Tests reveal that he was poisoned with the Soviet-era nerve agent Novichok. Navalny accuses Russian President Vladimir Putin of trying to kill him and later publishes a recording in which he appears to trick the alleged responsible agent into telling him that they put poison in his underwear.
The disputed victory of Belarusian President Alexander Lukashenko in the August 9 elections sparked four months of anti-government protests, centered on his main rival, political novice Svetlana Tikhanovskaya.
Opposition leaders are jailed or taken into exile.
The UAE and Bahrain normalized ties with Israel on September 15 as Palestinians condemn the move as a “stab in the back.”
The following month, Donald Trump announces that Sudan is joining them, while in November unconfirmed reports of a secret trip to Saudi Arabia by Israeli Prime Minister Benjamin Netanyahu sparked speculation that the kingdom will follow.
In another twist, Morocco “resumed its relations” with Israel on December 10 in exchange for the United States recognizing its claim on Western Sahara.
In 2020, relations between the United States and China plummet, with Trump calling Covid-19 the “China virus” and saying that Beijing is responsible for “a massive carnage around the world.”
They are also shocked by the repression of the Turkish-speaking Uighur minority in China’s Xinjiang region, as well as by the national security law imposed in Hong Kong.
Deeply divided Americans vote in record numbers in the November presidential election between outgoing Republican Donald Trump and Democrat Joe Biden.
After four days of biting his nails, Biden wins the White House by seven million votes. Trump cries fraud without proof and has yet to admit defeat.

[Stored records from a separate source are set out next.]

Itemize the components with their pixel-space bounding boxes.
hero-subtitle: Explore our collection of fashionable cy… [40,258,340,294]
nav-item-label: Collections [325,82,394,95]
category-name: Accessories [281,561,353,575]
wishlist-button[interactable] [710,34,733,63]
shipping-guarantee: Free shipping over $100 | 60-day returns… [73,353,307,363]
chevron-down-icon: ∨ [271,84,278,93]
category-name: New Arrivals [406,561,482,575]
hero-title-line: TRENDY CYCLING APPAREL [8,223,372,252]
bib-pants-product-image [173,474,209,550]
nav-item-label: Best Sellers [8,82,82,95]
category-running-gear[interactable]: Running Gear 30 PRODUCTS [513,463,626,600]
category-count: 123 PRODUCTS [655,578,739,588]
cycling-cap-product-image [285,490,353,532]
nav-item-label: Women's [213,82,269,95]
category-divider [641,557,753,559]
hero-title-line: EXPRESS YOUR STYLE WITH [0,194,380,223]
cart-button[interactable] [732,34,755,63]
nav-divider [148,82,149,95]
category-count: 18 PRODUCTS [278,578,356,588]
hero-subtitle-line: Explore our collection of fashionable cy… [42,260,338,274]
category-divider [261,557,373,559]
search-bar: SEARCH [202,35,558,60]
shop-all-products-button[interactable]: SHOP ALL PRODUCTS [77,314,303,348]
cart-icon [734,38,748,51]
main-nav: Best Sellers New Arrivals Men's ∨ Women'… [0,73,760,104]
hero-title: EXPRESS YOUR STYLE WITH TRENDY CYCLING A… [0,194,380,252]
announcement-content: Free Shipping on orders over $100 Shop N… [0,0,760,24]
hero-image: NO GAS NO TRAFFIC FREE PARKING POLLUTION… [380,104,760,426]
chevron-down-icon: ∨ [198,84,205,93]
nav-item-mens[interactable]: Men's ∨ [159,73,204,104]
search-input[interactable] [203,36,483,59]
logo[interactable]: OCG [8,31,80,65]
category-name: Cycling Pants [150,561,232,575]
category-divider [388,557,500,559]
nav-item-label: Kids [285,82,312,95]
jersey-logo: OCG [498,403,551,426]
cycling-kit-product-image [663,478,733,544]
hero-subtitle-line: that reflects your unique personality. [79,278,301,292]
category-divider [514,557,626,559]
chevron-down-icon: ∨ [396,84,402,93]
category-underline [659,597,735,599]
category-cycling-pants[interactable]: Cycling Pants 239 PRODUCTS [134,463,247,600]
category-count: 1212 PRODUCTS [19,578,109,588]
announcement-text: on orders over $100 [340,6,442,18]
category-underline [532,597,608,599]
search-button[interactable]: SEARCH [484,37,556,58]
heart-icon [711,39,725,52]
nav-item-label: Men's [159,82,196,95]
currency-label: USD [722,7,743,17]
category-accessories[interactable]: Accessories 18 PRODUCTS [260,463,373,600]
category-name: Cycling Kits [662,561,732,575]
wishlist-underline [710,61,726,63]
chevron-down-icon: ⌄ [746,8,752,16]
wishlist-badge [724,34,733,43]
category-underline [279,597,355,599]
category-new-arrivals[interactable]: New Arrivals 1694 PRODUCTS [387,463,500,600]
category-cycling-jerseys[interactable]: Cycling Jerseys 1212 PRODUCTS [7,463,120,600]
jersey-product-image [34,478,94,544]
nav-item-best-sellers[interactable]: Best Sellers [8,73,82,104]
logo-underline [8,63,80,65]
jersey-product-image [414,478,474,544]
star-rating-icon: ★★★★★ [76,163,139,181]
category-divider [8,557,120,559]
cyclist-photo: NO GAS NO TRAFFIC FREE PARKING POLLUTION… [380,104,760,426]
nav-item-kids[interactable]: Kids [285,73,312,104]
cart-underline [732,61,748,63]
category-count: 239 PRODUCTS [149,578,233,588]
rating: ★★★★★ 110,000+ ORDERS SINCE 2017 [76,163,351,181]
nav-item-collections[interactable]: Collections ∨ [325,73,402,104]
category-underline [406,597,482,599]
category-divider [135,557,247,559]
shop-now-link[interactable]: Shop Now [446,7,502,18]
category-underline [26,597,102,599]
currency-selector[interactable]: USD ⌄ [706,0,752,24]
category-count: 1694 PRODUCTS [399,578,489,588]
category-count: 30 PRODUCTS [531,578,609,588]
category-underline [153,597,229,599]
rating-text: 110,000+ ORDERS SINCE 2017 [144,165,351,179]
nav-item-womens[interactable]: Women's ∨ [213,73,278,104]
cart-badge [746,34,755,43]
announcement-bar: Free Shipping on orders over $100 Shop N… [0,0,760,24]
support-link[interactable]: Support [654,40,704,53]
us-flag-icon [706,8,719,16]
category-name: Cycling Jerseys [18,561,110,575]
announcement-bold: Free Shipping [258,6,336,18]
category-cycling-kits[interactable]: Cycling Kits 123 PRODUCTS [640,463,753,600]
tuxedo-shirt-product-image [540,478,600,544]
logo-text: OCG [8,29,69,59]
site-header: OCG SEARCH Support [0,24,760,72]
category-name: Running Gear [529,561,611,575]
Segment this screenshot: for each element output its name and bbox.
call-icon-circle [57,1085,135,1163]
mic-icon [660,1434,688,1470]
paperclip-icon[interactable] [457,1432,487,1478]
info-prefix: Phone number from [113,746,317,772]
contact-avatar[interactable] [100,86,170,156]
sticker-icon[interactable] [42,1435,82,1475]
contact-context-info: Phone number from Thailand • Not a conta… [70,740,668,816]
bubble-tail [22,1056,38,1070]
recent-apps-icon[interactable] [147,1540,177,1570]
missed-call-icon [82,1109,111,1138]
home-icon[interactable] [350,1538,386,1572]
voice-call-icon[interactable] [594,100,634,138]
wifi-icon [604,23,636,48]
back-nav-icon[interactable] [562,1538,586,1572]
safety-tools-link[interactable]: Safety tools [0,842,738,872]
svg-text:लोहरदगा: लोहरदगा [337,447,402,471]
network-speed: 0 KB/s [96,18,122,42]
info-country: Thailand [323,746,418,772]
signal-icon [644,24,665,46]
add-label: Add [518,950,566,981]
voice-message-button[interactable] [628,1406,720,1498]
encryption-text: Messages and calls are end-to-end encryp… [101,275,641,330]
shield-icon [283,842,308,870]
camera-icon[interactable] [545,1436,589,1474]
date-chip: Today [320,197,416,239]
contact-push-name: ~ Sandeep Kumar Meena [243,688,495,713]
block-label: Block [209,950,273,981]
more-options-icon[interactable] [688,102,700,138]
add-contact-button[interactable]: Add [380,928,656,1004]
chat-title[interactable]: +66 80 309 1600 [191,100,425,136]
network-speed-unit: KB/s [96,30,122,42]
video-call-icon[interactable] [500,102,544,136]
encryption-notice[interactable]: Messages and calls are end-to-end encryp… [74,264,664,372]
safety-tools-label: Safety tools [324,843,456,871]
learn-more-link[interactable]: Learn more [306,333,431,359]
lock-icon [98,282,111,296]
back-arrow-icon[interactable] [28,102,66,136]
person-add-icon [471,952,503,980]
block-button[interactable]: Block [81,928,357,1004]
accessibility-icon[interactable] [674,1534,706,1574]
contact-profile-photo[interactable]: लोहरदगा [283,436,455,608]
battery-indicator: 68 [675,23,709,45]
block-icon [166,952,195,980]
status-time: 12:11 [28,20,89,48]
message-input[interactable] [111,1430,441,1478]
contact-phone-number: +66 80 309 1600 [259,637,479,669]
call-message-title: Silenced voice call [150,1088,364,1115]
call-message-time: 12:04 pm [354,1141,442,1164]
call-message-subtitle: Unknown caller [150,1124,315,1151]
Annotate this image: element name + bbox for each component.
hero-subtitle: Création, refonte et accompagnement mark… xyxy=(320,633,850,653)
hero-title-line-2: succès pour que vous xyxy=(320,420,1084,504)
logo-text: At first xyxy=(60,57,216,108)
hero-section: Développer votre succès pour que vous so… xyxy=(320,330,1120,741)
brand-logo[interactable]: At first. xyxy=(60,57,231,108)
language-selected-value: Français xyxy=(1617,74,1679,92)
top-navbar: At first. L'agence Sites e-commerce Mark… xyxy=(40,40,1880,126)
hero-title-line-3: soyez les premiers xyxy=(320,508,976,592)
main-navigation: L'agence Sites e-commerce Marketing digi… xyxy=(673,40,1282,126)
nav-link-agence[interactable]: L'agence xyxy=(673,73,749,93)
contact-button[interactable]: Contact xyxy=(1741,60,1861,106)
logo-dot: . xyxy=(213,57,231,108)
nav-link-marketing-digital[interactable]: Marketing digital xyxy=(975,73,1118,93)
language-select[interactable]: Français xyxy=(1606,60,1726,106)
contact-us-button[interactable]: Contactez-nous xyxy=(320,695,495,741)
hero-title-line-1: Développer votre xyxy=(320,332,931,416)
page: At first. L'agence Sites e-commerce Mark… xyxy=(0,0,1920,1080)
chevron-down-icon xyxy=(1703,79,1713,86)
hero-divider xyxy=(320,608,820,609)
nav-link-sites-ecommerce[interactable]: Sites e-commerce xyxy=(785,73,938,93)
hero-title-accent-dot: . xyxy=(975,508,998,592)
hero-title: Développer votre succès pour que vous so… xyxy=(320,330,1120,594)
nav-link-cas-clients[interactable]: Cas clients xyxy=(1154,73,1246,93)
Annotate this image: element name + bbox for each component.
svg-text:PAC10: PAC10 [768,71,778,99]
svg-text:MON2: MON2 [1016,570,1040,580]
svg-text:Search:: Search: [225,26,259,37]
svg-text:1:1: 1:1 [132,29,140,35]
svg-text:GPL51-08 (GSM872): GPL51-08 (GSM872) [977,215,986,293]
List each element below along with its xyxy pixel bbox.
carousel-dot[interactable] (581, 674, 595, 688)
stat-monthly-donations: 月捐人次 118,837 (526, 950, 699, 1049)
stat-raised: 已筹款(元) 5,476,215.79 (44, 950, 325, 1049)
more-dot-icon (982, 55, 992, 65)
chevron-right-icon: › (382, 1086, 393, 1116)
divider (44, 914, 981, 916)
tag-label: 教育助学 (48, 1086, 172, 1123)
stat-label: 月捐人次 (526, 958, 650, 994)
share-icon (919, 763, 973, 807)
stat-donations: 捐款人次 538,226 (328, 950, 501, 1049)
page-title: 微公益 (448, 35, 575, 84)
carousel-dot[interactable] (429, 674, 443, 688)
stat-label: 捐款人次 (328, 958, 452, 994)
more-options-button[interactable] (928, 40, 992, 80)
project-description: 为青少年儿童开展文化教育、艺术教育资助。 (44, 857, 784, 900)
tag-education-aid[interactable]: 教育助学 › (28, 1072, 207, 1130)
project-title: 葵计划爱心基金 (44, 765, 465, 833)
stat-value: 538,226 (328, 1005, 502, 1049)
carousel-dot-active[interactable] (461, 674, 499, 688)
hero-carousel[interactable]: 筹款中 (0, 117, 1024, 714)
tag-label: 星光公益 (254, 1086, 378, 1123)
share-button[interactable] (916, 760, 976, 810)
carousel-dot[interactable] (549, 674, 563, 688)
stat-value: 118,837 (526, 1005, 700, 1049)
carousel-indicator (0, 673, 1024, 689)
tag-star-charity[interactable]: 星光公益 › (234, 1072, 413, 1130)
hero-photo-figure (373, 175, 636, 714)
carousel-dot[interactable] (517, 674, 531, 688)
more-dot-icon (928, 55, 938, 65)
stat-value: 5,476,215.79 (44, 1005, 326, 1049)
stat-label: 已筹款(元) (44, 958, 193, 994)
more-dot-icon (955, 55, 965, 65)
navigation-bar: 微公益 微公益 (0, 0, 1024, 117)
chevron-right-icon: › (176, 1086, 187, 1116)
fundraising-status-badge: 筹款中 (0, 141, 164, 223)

Intense fighting for the Armenian-populated Nagorno-Karabakh region, which separated from Azerbaijan after a war in the 1990s, continues for 45 days.
Several thousand die before a peace accord negotiated by the Kremlin on November 9, and Armenians lose swaths of territory to Azerbaijani forces.
Ethiopian Prime Minister and Nobel Peace Prize winner Abiy Ahmed orders a military response to attacks on federal army camps in the dissident northern region of Tigray.
The Tigray Popular Liberation Front, which has dominated Ethiopian politics for nearly three decades, denies responsibility and says the reported attacks are a pretext for an “invasion.”
Federal forces take the capital of Tigrayan on November 28.